In March 2004, our client was a young Mississippi boy facing a potential diagnosis of bipolar disorder. His parents, hoping to help him manage his disease, got him a prescription for Risperdal, a medication produced by Johnson & Johnson. Within a short period, our client gained a significant amount of weight and developed “large, female-like breasts,” the markers of a physical deformity called gynecomastia. At the time, Risperdal only reported rare occurrences of gynecomastia in grown men.
Our client suffered considerable ridicule in school, causing a great deal of childhood trauma and shame. Meanwhile, we believe Johnson & Johnson knew that side effects of gynecomastia were far more common in adolescents than they had disclosed to the public. While the drug had a warning label claiming that gynecomastia in men was rare (1 in 1,000), it wasn’t until after our client started taking it that Risperdal changed its labels: the odds of a young boy growing abnormal breast tissue was 23 times more likely than an adult.
Now Johnson & Johnson is facing the consequences of marketing their drug—designed for adults—onto pediatricians and young patients.
Fighting for Alienated & Injured Young Men
Last year, our firm won an unprecedented $76 million verdict for another young man who developed breasts after taking Risperdal as a child—the largest of any Risperdal verdict by far. However, as Law360 reported, a later ruling allowed Johnson & Johnson to restrict all Risperdal verdicts to the laws of New Jersey, which insulated them from punitive damages. In other words, global corporation Johnson & Johnson ensured that they would not be held accountable according to any laws but the laws of New Jersey, where they have “significant business ties.”

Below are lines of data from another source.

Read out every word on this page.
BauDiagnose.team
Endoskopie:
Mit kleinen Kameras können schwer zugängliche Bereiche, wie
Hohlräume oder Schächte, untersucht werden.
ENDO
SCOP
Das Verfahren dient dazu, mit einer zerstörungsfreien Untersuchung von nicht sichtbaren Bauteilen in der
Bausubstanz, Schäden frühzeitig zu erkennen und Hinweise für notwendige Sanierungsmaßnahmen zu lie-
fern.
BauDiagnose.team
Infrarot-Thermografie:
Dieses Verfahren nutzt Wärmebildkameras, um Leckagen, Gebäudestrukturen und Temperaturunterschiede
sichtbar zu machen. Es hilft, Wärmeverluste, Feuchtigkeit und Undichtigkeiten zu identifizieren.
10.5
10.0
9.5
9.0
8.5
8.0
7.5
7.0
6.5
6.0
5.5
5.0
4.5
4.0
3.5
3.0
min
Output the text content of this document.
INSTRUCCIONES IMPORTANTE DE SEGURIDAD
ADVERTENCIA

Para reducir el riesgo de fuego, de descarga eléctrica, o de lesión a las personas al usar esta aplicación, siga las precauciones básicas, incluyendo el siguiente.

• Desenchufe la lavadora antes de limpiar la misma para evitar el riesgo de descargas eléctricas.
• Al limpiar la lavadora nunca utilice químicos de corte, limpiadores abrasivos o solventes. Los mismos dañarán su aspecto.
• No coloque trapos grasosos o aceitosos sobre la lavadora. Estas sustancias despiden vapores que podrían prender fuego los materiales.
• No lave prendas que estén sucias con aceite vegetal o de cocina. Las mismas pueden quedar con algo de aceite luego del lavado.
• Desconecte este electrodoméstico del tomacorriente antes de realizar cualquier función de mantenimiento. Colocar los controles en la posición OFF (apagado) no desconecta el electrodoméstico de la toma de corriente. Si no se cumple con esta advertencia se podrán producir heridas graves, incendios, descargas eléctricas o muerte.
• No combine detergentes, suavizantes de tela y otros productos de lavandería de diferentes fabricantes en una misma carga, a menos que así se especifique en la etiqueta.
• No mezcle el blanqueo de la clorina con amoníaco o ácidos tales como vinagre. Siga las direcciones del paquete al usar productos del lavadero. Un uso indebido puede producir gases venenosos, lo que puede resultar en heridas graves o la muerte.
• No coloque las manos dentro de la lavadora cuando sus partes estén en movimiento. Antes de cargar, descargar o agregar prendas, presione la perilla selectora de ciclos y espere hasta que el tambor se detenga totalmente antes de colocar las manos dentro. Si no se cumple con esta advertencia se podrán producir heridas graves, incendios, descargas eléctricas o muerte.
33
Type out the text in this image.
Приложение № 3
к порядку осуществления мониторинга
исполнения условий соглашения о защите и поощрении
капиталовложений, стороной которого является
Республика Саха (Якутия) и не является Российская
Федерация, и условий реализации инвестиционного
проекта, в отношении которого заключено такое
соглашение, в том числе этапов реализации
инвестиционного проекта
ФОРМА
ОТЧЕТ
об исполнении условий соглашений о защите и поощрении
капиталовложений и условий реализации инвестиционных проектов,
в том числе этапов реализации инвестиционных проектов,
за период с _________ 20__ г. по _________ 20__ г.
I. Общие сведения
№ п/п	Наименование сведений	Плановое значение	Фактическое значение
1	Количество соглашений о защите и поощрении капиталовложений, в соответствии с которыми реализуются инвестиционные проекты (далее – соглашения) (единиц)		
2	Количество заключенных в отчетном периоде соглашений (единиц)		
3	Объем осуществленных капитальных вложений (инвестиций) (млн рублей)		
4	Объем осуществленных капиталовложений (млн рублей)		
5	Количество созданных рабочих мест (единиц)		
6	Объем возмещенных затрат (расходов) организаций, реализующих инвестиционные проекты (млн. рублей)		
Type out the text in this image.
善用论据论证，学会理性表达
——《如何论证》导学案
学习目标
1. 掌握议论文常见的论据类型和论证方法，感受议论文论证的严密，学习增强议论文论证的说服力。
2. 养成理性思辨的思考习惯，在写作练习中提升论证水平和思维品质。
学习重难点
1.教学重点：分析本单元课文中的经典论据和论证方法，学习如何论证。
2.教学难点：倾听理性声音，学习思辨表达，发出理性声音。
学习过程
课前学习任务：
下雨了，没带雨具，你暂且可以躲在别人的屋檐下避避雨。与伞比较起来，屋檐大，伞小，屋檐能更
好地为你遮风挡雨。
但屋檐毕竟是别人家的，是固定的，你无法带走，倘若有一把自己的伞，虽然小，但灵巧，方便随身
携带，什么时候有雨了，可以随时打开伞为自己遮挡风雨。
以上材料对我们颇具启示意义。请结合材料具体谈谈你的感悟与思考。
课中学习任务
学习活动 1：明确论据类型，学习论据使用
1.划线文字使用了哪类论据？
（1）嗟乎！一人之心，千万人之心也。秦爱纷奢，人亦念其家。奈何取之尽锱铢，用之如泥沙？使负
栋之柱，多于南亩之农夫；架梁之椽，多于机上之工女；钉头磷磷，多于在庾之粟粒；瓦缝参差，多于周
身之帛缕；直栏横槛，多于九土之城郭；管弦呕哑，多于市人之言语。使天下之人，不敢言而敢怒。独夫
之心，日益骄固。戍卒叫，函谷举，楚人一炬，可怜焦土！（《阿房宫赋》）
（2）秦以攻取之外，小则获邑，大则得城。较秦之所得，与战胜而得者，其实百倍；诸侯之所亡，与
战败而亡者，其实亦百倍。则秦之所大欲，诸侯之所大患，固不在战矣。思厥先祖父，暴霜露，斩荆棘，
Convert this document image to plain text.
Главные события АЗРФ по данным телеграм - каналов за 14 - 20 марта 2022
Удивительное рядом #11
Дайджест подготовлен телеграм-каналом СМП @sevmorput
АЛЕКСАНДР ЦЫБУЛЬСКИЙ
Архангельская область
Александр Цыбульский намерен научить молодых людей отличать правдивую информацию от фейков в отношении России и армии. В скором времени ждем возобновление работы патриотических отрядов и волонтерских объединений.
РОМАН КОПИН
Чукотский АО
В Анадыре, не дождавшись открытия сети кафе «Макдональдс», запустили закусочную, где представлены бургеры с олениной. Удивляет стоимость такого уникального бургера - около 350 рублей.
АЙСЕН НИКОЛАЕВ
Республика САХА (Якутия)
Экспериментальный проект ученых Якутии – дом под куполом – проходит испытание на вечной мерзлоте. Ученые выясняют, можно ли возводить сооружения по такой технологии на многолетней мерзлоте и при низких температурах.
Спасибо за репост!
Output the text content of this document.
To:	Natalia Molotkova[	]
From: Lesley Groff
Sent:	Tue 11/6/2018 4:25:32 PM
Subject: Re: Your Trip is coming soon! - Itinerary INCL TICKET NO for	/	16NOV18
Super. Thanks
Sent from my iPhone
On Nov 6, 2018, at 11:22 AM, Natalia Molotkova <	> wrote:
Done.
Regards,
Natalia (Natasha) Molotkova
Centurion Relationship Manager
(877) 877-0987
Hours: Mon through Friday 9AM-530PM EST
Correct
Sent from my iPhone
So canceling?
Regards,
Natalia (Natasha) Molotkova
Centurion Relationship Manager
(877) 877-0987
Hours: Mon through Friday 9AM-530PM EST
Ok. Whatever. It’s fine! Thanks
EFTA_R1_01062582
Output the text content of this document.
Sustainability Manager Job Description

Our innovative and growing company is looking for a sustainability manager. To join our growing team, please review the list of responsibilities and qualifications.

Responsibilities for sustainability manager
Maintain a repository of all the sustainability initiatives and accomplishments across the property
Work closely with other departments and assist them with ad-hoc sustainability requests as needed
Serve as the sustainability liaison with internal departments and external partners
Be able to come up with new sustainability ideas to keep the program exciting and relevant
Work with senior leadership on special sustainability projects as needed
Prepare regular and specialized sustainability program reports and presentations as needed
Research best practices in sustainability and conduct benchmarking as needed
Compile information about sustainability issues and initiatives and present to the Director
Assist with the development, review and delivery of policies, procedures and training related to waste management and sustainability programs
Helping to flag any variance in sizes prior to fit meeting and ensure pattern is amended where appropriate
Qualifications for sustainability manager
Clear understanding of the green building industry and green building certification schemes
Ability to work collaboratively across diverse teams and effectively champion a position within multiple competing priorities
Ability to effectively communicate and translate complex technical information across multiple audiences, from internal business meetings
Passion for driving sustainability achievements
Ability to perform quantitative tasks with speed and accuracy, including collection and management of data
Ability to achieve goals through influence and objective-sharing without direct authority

The mass torts where all Risperdal cases have been consolidated, however, is in Philadelphia. In January, the Pennsylvania Superior Court struck down the protection from punitive damages, ruling that every plaintiff has a right to hold Johnson & Johnson accountable according to the laws of his home state. Since the January reversal, two plaintiffs were allowed to pursue punitive damages against Johnson & Johnson, with ours potentially about to be the third. Facing punitive damages from multiple plaintiffs, Johnson & Johnson decided to settle with our client this weekend before today’s trial was scheduled to begin.